(25) Optimizing Patient Selection for Locoregional Therapies in HCC: A Comparative Overview of TACE and TARE
Saturday, October 18, 2025
6:00 PM - 7:30 PM East Coast USA Time
Jad Elharake, MPH – Medical Student, The Ohio State University College of Medicine; Israel Ailemen, BS – Medical Student, The Ohio State University College of Medicine; Mina Makary, MD – Associate Clinical Professor of Radiology, Department of Radiology, The Ohio State University Medical Center
Purpose: Hepatocellular carcinoma (HCC) is often diagnosed at intermediate or advanced stages, precluding surgical options for many patients. Locoregional therapies such as transarterial chemoembolization (TACE) and transarterial radioembolization (TARE) are central to disease management. This abstract provides a comparative overview of patient selection strategies for TACE and TARE, emphasizing integration of liver function, tumor burden, and performance status to optimize outcomes.
Material and Methods: A literature review was conducted using PubMed to identify studies evaluating patient selection criteria for TACE and TARE. Articles discussing selection frameworks such as the Barcelona Clinic Liver Cancer (BCLC) staging system, Child–Pugh score, Eastern Cooperative Oncology Group (ECOG) status, and radiographic criteria were prioritized. Key trials, including LEGACY, SARAH, DOSISPHERE-01, and TACTICS, were analyzed for patient selection insights.
Results: TACE remains the first-line therapy for intermediate-stage (BCLC B) HCC in patients with preserved liver function (Child–Pugh A/B) and ECOG 0, with studies demonstrating survival benefits and successful downstaging to transplantation criteria. TARE is indicated for unresectable, liver-dominant HCC in patients with Child–Pugh A or early B, ECOG 0–2, and adequate vascular anatomy. Radiation segmentectomy is most effective for early-stage, localized tumors ( < 5 cm), while lobectomy facilitates hypertrophy and tumor control in extensive unilobar disease.
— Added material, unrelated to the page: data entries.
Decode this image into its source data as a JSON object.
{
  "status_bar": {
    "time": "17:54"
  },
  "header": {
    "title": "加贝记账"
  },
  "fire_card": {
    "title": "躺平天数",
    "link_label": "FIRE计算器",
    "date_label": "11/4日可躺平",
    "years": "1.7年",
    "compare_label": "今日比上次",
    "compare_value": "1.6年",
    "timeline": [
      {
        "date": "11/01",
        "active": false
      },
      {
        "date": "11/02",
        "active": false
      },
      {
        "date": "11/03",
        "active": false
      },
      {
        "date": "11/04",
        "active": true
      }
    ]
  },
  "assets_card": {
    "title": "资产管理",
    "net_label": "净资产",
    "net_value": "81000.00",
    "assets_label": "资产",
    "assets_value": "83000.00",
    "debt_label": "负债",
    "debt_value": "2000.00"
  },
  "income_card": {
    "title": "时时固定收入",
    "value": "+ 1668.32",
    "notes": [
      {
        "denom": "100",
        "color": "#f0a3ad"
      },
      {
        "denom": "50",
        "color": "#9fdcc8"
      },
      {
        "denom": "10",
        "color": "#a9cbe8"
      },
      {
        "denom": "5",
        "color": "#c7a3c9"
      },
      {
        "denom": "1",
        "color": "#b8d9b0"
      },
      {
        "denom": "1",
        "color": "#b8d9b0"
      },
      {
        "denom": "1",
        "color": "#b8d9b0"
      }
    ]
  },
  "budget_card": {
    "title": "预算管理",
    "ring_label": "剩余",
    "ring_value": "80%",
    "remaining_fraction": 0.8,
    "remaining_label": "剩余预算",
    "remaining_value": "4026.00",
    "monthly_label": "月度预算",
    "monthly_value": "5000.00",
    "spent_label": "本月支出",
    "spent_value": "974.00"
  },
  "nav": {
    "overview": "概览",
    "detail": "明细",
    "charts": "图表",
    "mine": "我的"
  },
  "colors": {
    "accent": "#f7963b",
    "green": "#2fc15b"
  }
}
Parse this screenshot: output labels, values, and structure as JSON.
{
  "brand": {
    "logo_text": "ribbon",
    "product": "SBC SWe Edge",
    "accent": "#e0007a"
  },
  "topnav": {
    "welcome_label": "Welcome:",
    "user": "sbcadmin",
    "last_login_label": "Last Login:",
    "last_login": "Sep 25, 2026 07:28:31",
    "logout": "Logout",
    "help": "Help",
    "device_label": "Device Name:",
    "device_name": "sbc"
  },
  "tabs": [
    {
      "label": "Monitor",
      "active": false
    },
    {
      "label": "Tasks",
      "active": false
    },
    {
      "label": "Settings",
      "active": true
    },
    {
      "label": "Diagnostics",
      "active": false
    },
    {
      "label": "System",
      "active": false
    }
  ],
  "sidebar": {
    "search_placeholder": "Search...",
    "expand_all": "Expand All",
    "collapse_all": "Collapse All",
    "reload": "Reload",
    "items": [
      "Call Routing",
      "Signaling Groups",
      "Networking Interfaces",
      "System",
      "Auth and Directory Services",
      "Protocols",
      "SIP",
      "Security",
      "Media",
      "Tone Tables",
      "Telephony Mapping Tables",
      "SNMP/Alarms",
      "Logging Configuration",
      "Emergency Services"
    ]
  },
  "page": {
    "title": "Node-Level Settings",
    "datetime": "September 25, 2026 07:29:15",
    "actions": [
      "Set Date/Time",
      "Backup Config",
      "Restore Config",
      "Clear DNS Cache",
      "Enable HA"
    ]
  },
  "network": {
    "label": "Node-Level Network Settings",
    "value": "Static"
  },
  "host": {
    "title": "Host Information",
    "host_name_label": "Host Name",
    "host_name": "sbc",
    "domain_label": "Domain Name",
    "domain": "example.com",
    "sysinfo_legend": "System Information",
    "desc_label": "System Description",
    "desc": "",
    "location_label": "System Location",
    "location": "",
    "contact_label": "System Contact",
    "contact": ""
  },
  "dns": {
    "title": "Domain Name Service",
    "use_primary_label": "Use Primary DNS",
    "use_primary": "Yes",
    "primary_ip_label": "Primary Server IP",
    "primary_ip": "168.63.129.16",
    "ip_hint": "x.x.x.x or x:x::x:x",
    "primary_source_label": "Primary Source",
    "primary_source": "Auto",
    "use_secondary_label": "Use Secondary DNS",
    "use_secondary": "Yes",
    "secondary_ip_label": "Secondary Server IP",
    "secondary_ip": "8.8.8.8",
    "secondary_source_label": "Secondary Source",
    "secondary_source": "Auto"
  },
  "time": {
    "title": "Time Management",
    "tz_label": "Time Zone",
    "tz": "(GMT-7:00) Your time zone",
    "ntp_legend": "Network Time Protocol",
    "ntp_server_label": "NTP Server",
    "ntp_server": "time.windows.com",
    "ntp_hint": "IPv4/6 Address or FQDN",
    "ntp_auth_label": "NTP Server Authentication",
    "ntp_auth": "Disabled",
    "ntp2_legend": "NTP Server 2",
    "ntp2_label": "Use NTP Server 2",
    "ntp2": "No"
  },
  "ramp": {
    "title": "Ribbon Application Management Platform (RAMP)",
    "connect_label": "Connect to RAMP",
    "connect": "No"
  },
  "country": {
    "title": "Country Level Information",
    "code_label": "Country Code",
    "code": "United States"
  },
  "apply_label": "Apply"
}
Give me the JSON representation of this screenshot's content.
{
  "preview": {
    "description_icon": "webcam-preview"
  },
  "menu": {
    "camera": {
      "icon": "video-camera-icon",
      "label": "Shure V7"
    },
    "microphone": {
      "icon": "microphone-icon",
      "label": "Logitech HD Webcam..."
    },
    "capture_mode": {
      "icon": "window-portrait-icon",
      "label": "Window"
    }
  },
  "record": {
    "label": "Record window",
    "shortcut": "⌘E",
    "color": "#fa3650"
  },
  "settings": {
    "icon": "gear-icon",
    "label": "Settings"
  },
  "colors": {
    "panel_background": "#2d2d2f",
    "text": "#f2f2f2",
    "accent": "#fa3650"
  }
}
Contraindications for both include decompensated cirrhosis (Child–Pugh C), extensive extrahepatic disease, and uncorrectable arteriovenous shunting. Personalized dosimetry for TARE, as demonstrated in DOSISPHERE-01, has improved tumor control and mitigated complications. Across modalities, ECOG performance status remains a critical predictor of tolerance and survival.
Conclusions: Effective patient selection for TACE and TARE requires a multidisciplinary approach incorporating liver function, tumor burden, vascular anatomy, and performance status. TACE is best suited for multinodular disease in transplant-ineligible patients, whereas TARE, especially with personalized dosimetry, offers an alternative for unresectable or anatomically challenging tumors. Optimizing patient selection enhances efficacy, minimizes complications, and supports integration of these modalities into curative or bridging strategies.